Most if not all people sitting for a bar exam have heard of the acronym "IRAC." When analyzing a legal issue it's said that you should first state the issue, then state the rule that will resolve the issue, then analyze the rule, and finally draw a conclusion based on the analysis. I highly recommend this approach for a bar exam; it's clear, and efficient.
But it's not a skill that comes easy, which is why many people struggle with bar exam essays. Many of the available points on essays come from the analysis aspect of IRAC and to perform well at legal analysis requires lots of practice. The analogy I often use to explain how best to analyze a legal rule is to treat the rule as if it were a car engine, or a television, or a computer. Imagine that your goal was to figure out whether the piece of electronics contains all the necessary parts or if there is something missing that might prevent it from working properly. Only once you've analyzed all the parts could you be confident in drawing a conclusion as to whether the item contains all the parts required for it to work properly.
For example, let's take a simple intentional tort, battery. A common definition that one might read for this tort is that battery is a harmful or offensive contact with the person of another without the other person's consent. To analyze this rule you need to look at each individual part of the the rule. Break the rule up into its component parts. Was the act harmful or would it be deemed offensive by a reasonable person? Was there a contact? Was the contact with the person of another? Did the other person give consent to this contact? Was there perhaps some kind of implied consent?
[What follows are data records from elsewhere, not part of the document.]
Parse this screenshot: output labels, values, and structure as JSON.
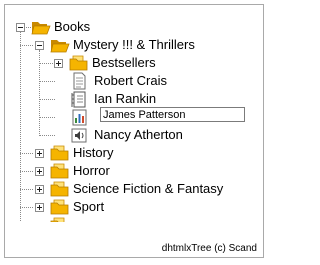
{
  "tree": {
    "root": {
      "label": "Books",
      "expanded": true,
      "icon": "folder-open-icon"
    },
    "mystery": {
      "label": "Mystery !!! & Thrillers",
      "expanded": true,
      "icon": "folder-open-icon"
    },
    "bestsellers": {
      "label": "Bestsellers",
      "expanded": false,
      "icon": "folder-icon"
    },
    "robert_crais": {
      "label": "Robert Crais",
      "icon": "document-icon"
    },
    "ian_rankin": {
      "label": "Ian Rankin",
      "icon": "book-icon"
    },
    "james_patterson": {
      "edit_value": "James Patterson",
      "icon": "chart-icon"
    },
    "nancy_atherton": {
      "label": "Nancy Atherton",
      "icon": "speaker-icon"
    },
    "history": {
      "label": "History",
      "expanded": false,
      "icon": "folder-icon"
    },
    "horror": {
      "label": "Horror",
      "expanded": false,
      "icon": "folder-icon"
    },
    "scifi": {
      "label": "Science Fiction & Fantasy",
      "expanded": false,
      "icon": "folder-icon"
    },
    "sport": {
      "label": "Sport",
      "expanded": false,
      "icon": "folder-icon"
    }
  },
  "footer": {
    "text": "dhtmlxTree (c) Scand"
  },
  "colors": {
    "folder": "#f5b400",
    "folder_dark": "#c98a00",
    "border": "#a9a9a9",
    "tree_lines": "#8a8a8a"
  }
}
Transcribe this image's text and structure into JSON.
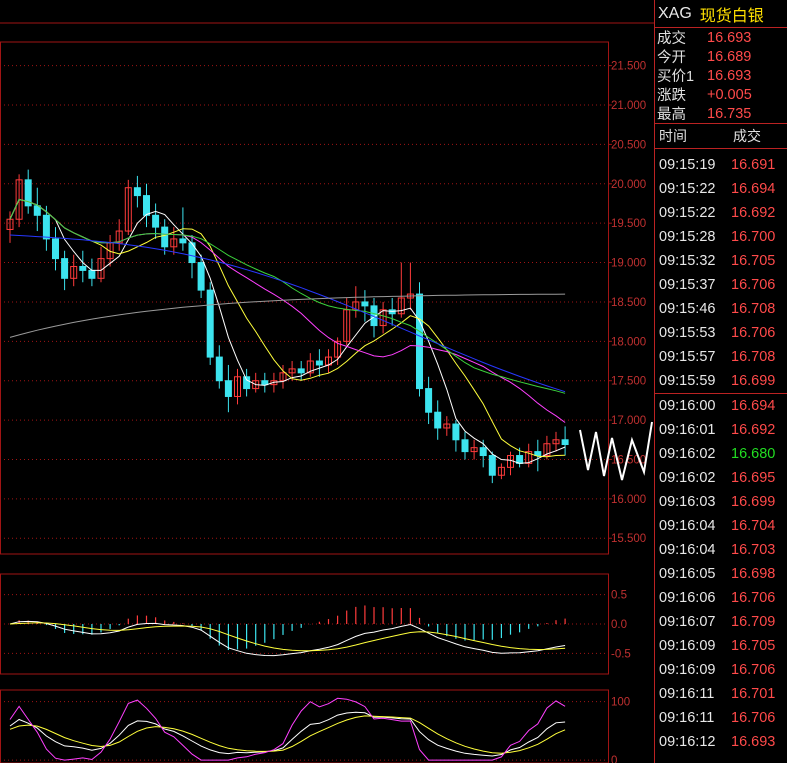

Once you've addressed all of the individual components of the rule, and only once you've addressed them, are you then prepared to conclude whether or not there has in fact been a battery.
That, in short, is legal analysis. You first take the rule apart. You then examine each component of the rule. Once you've done so, you put the rule back together and explain what you've concluded. It'll take you far on a bar exam in which the objective is to score points because the approach will allow you to analyze the rules in a way that it'll make it difficult for the grader not to award them.